Son premier long métrage, Les garçons sauvages, est distribué en salles en 2016, recevant le Prix Louis-Delluc du premier film. Le réalisateur revient alors à un format de moyen métrage avec Ultra pulpe, qui accède à son tour aux grands écrans au sein du programme Ultra rêve en août 2018. Puis il signe le court The Return of Tragedy en 2020.

Bertrand Mandico sort son deuxième long métrage After Blue (paradis sale) début 2022. Il est alors déjà en train d'achever le suivant, intitulé Conan la Barbare.

 

 

Critique

­Bertrand Mandico est un réalisateur singulier, créateur d’un cinéma inventif, érotique et horrifique, noir et poétique, étrange et rétro, grotesque et burlesque, dégoulinant de matières séminales, faisant surgir d’un peu partout ici un phallus, là une paire de fesses. Mais que cherche Mandico à travers ses films ? Difficile à dire, sinon que son geste cinématographique peut se voir comme un contre-champ à l’imaginaire sans bride du septième art français, traditionnellement taillé dans une bible réaliste. Mandico joue la carte de l’onirique, du faux, de l’excentricité, de la folie, du pas de côté. Il est une espèce de savant fou du cinéma qui fait de l’artisanat et de l’expérience l’axiome de tout son art. Courts ou longs métrages, de films en films, une muse – Elina Löwensohn – y occupe une place centrale. Tous les deux, l’auteur et son actrice, semblent prendre un plaisir fou à mettre en scène ces spectacles de lyres et délires, de magie noire.  

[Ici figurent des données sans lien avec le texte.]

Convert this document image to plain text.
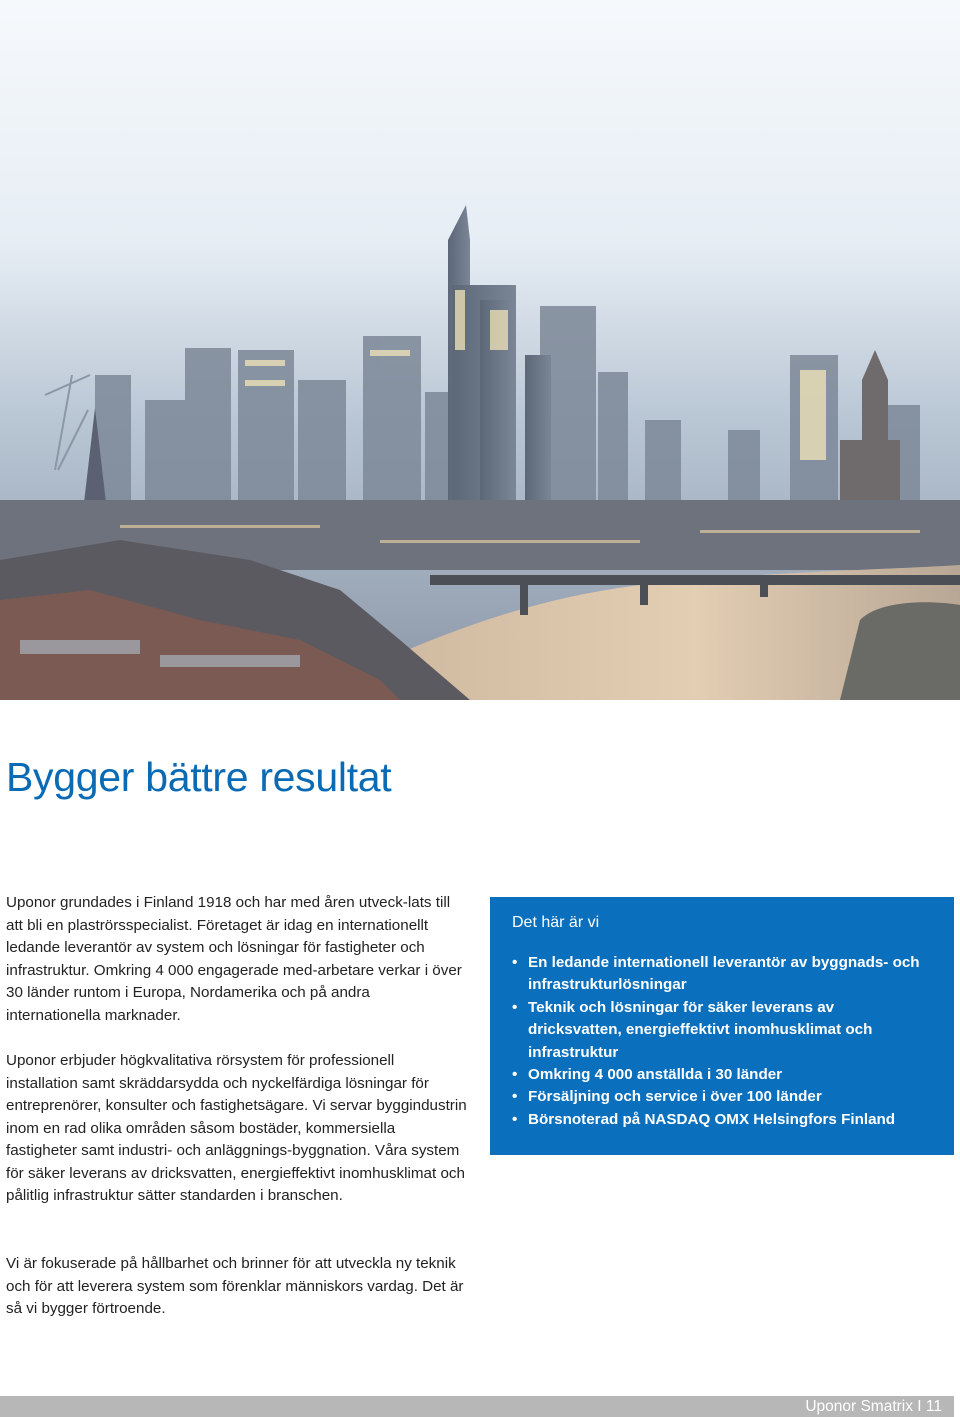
Bygger bättre resultat

Uponor grundades i Finland 1918 och har med åren utveck-lats till att bli en plaströrsspecialist. Företaget är idag en internationellt ledande leverantör av system och lösningar för fastigheter och infrastruktur. Omkring 4 000 engagerade med-arbetare verkar i över 30 länder runtom i Europa, Nordamerika och på andra internationella marknader.

Uponor erbjuder högkvalitativa rörsystem för professionell installation samt skräddarsydda och nyckelfärdiga lösningar för entreprenörer, konsulter och fastighetsägare. Vi servar byggindustrin inom en rad olika områden såsom bostäder, kommersiella fastigheter samt industri- och anläggnings-byggnation. Våra system för säker leverans av dricksvatten, energieffektivt inomhusklimat och pålitlig infrastruktur sätter standarden i branschen.

Vi är fokuserade på hållbarhet och brinner för att utveckla ny teknik och för att leverera system som förenklar människors vardag. Det är så vi bygger förtroende.

Det här är vi
• En ledande internationell leverantör av byggnads- och infrastrukturlösningar
• Teknik och lösningar för säker leverans av dricksvatten, energieffektivt inomhusklimat och infrastruktur
• Omkring 4 000 anställda i 30 länder
• Försäljning och service i över 100 länder
• Börsnoterad på NASDAQ OMX Helsingfors Finland
Uponor Smatrix I 11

C’est avec elle que Mandico écrit Préhistoric Cabaret. Dans ce court métrage réalisé en 2013, elle interprète une maîtresse de cérémonie dans un décor de cabaret érotique minimaliste. Elle propose à ses ouailles, des humains quasi momifiés, doubles de nous-mêmes, spectateur de cinéma, de voir ce qu’ils n’ont jamais vu. C’est-à-dire une plongée in utero dans le corps de l’actrice, en suivant un œil-caméra en forme de boule de prestidigitation qui, attaché à un long câble gluant, va parcourir les organes de la maîtresse de cérémonie depuis l’anus jusqu’à la bouche.

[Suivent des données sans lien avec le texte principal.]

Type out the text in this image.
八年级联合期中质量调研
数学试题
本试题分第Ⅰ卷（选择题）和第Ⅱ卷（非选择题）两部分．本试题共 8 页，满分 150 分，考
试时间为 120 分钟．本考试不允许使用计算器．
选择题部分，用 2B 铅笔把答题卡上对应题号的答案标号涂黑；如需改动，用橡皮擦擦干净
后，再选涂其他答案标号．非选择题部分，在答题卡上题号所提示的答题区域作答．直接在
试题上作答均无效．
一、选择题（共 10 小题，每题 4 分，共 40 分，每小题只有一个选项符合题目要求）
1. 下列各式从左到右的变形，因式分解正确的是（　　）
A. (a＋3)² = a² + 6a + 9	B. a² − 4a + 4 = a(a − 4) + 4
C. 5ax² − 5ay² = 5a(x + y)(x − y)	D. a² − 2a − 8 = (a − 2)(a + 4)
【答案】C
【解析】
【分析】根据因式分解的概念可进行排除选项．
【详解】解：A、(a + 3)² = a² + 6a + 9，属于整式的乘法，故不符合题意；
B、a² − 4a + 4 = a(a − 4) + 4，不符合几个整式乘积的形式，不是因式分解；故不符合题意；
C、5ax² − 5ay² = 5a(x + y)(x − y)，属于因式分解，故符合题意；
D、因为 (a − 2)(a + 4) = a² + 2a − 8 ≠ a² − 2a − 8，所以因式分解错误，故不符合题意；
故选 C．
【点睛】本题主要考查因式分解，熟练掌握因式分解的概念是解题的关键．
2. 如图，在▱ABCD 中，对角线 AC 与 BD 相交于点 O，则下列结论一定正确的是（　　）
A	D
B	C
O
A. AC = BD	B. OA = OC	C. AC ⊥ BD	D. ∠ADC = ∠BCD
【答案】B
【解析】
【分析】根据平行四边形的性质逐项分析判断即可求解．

À la lecture de ce résumé, ainsi pourrait-on s’attendre à croiser ici et là des images classées X. Or, ce que l’on voit est tout sauf pornographique : c’est un clip expérimental, un montage psychédélique où les filtres violet-bleu-rouge s’enchaînent, où fourmillent des textes slogans et de spécieux effets spéciaux. La pénétration ouvre la porte d’un théâtre de grand guignol miniature où, entre ombres et lumières, sur fond d’une musique calypso, on peine à distinguer ce que l’on voit. Ici un plan avec des mains sur le visage de Löwensohn ; là une vue à partir de l’intérieur de la bouche de l’actrice. L’endoscopique caméra de Mandico ouvre peut-être moins la porte à une espèce de “pouring” du fantasme qu’à une espèce de pounding de cinéma expérimental, ou plutôt un retro pounding survitaminé dans lequel les effets de miroirs et l’humour noir ne sont jamais absents. 

Donald James 

Réalisation : Bertrand Mandico. Scénario : Bertrand Mandico et Elina Löwensohn. Image : Arnar Thorisson. Montage : George Cragg. Son : Enrico Fiocco, George Cragg, Bertrand Mandico et Simon Apostolou. Interprétation : Elina Löwensohn et Katrin Olafsdottir. Production : Ecce Films.